Like most Wood Whisperers, I have an assortment of Sears Craftsman wrenches and hand tools in my toolbox and around the shop–some of which have been with me from Day One.

I cannot remember any wrenches that have ever quit on me….until the other day.

After 30 some years my trusty 3/8 ratchet wrench would not switch gears!

As it happened, I remembered the famous Craftsman Lifetime Warranty:

“If it breaks …ever…..Sears will repair or replace it free.”

Now for the first time in my life I wondered exactly what that promise meant.

Was it worth my time and energy to go to the local shopping mall and get pummeled about the head and shoulders by some sales clerk for a $10.00 wrench?

I braced for impact and decided to give it a shot!

Wow!

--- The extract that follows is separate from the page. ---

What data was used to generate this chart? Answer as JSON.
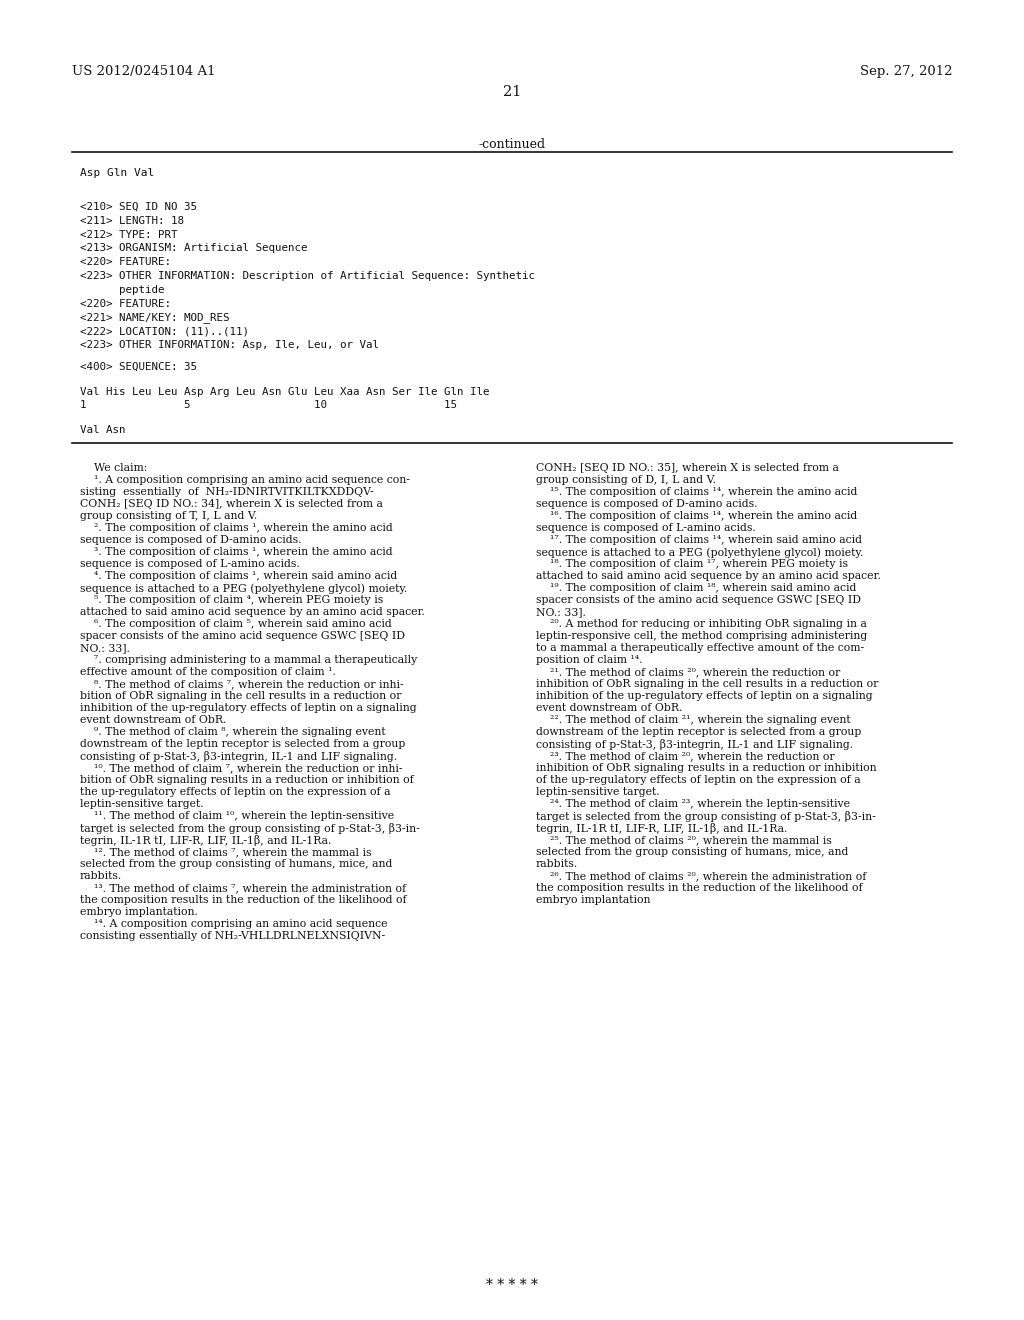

The entire transaction took 3 and 1/2 minutes and that includes the time it took to walk to and from the parking lot to my truck!

No kidding!

They had an entire box of refurbished tools under the counter.

The sales clerk examined my wrench with the Craftsman Logo stamped deeply into the handle, confirmed the damage and found a nearly exact copy from the replacement box.

He ran the transaction through the cash register and I was on my way!

Just WOW!

One for the record books!

I was giddy for the rest of the afternoon! (Yeah, I am easily amused.)